The French had been occupying Vietnam, Cambodia and Laos since the 1930s and, in 1954, after the battle of Dien Bien Phu, they were compelled to leave the region in a hurry.

While the film about the evacuation of the French troops and civilians through the eyes of an American journalist was fascinating and memorable enough, what proved a bigger takeaway was how the tiny and plucky Vietnam defeated not one but two mighty empires—the French and the Americans nearly 20 years later.

For soon after the French exit, Americans invaded Vietnam in a bid to prevent the spread of communism in Indo-China. They occupied all the Indo-China nations, threw in much resources, sacrificed the lives of thousands of soldiers in a futile war, and ultimately had to exit as ignominiously as the French, without any decisive victory in the region.

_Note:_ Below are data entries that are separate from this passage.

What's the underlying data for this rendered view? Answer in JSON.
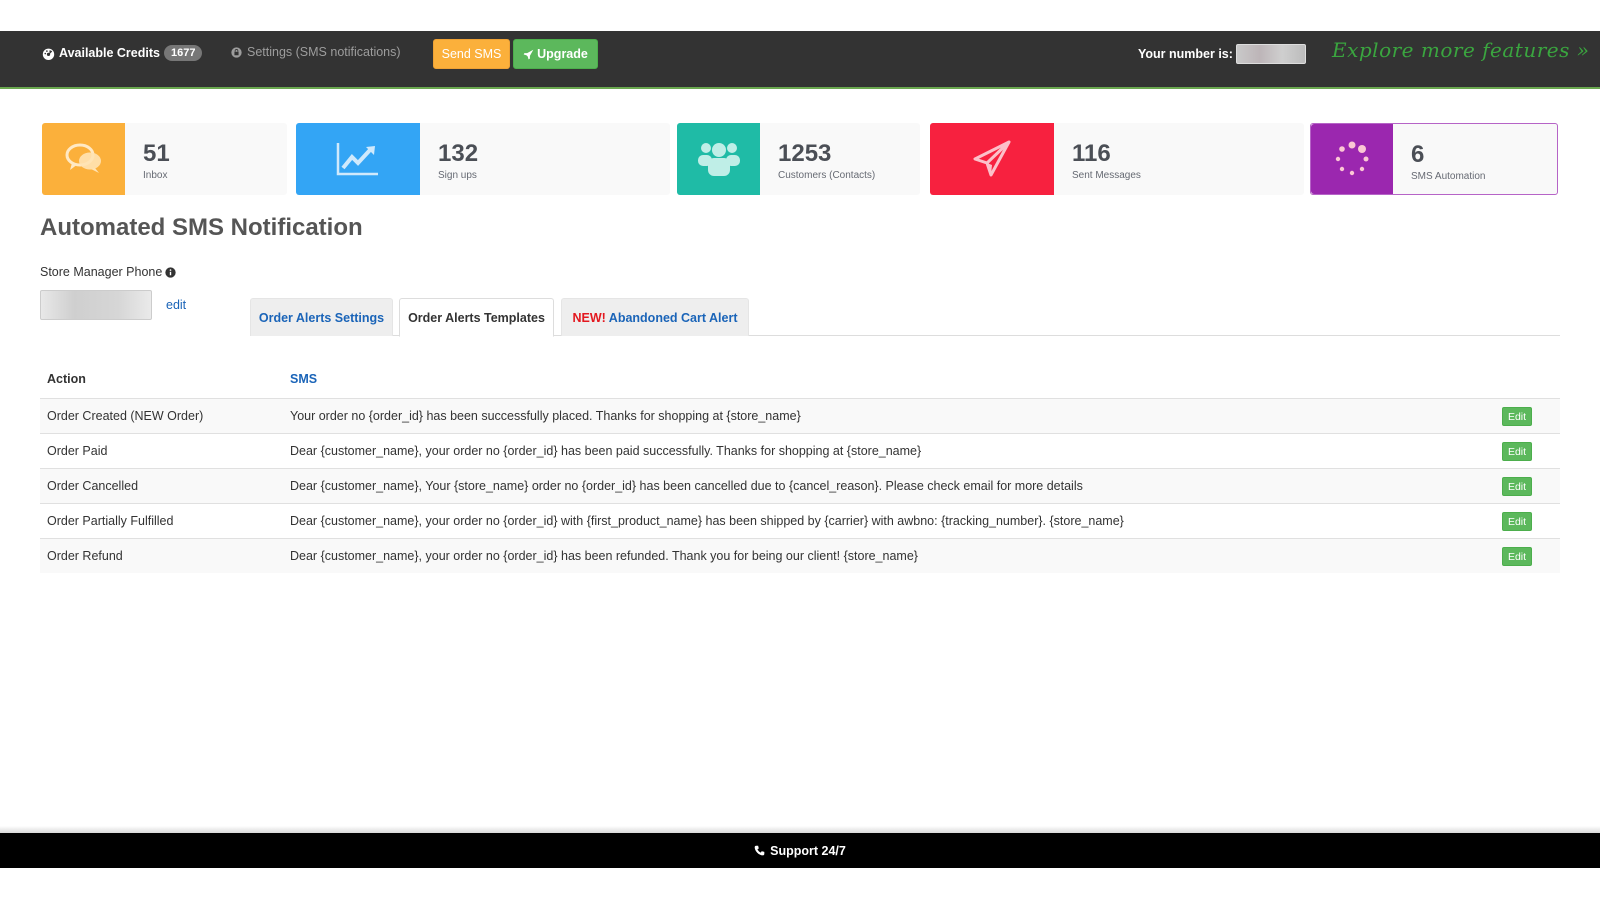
{
  "navbar": {
    "credits_label": "Available Credits",
    "credits_value": "1677",
    "settings_label": "Settings (SMS notifications)",
    "send_sms_label": "Send SMS",
    "upgrade_label": "Upgrade",
    "number_label": "Your number is:",
    "explore_label": "Explore more features »",
    "colors": {
      "background": "#333333",
      "send_sms": "#fbb03b",
      "upgrade": "#5cb85c",
      "explore": "#3aa53f"
    }
  },
  "stats": [
    {
      "value": "51",
      "label": "Inbox",
      "icon": "chat-bubbles-icon",
      "color": "#fbb03b"
    },
    {
      "value": "132",
      "label": "Sign ups",
      "icon": "line-chart-icon",
      "color": "#33a5f5"
    },
    {
      "value": "1253",
      "label": "Customers (Contacts)",
      "icon": "users-icon",
      "color": "#1fbba6"
    },
    {
      "value": "116",
      "label": "Sent Messages",
      "icon": "paper-plane-icon",
      "color": "#f7213f"
    },
    {
      "value": "6",
      "label": "SMS Automation",
      "icon": "spinner-icon",
      "color": "#9b27af"
    }
  ],
  "page": {
    "title": "Automated SMS Notification",
    "phone_label": "Store Manager Phone",
    "phone_edit": "edit"
  },
  "tabs": [
    {
      "label": "Order Alerts Settings",
      "active": false
    },
    {
      "label": "Order Alerts Templates",
      "active": true
    },
    {
      "prefix": "NEW!",
      "label": "Abandoned Cart Alert",
      "active": false
    }
  ],
  "table": {
    "headers": {
      "action": "Action",
      "sms": "SMS"
    },
    "edit_label": "Edit",
    "rows": [
      {
        "action": "Order Created (NEW Order)",
        "sms": "Your order no {order_id} has been successfully placed. Thanks for shopping at {store_name}"
      },
      {
        "action": "Order Paid",
        "sms": "Dear {customer_name}, your order no {order_id} has been paid successfully. Thanks for shopping at {store_name}"
      },
      {
        "action": "Order Cancelled",
        "sms": "Dear {customer_name}, Your {store_name} order no {order_id} has been cancelled due to {cancel_reason}. Please check email for more details"
      },
      {
        "action": "Order Partially Fulfilled",
        "sms": "Dear {customer_name}, your order no {order_id} with {first_product_name} has been shipped by {carrier} with awbno: {tracking_number}. {store_name}"
      },
      {
        "action": "Order Refund",
        "sms": "Dear {customer_name}, your order no {order_id} has been refunded. Thank you for being our client! {store_name}"
      }
    ]
  },
  "footer": {
    "label": "Support 24/7"
  }
}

So, when India’s external affairs minister S. Jaishankar said we cannot take on China because it is a bigger nation than ours, I simply wanted to laugh. That statement told me two things: the red-eyed man with the enormously inflated chest is actually only a bully and, like all bullies, ultimately a coward.

And, second, how courageous and devoted to the nation Pandit Jawaharlal Nehru really was. He wanted peace with China. Hindi-Cheeni bhai-bhai and the principle of Panchasheel in our foreign policy with China were after all his formulations.

Yet, when China abandoned all pretence of friendship and pushed back our forces in Ladakh—as it is doing even today—Nehru did not hesitate even for a second to go to war with the big neighbour.

We were in a nascent stage of development and quite on our own as both the US and the UK refused to supply us arms any longer. We did not even have the Soviets on our side at the time, though this war pushed India into the arms of the USSR and eventually brought us aircraft, warships and other Soviet-manufactured weaponry for future use.

Today, the Narendra Modi government, with the benefit of Nehru’s policies, has a proclaimed friendship with Russia and is supporting that nation in its war with the tiny and equally plucky Ukraine who has fought on bravely for a year all of Russia’s air and naval power as well.

And we, who proclaim ourselves as a mighty nation, do not have the courage to push back China even on just our land that they grabbed illegally?

India’s war with China in 1962, born out of a betrayal of our hand of friendship, compelled China to recede behind the McMohan Line and return our territory to original position. To me, that looks like a victory. But to regain our territory we had to have the courage to show China its place, and the Dragon did not dare to violate the LAC (Line of Actual Control) for decades after that.

Modi professes a great love for China, even giving a swing ride to Chinese president Xi Jinping. So what China is doing now at our borders in Ladakh and Arunachal Pradesh is nothing short of the kind of betrayal of friendship that happened during Nehru’s era?

What it tells me is that the Chinese do not value the hand of friendship and do not understand peaceful co-existence. They cannot be trusted with such overtures alone.

I have relatives in the army posted over both borders over the years who have told me that while, on occasion, Indian and

Pakistani soldiers might make friendly overtures to each other and even share the occasional drink and chicken tandoori over dinner, the Chinese will not blink no matter how much you smile at them or try to shake hands.

Then, again, except for quelling rebellions across its neighbouring territories, like the Tibet or Taiwan, and in strategic alliances in places like Korea and Vietnam, China has always had to call a ceasefire or withdraw. The only war it had one on one was with India, and India at the time was a young nation with undeveloped skills both in terms of military prowess and statecraft.

We are no longer the new kid on the block and the fear of taking on China is remarkable for its lack of courage and patriotism. It confirms to me that this regime is nothing but a bully boy— picking on its own citizens in weaker positions than them but running away from confronting the real men. Like Georgie-porgy in the famous nursery rhyme.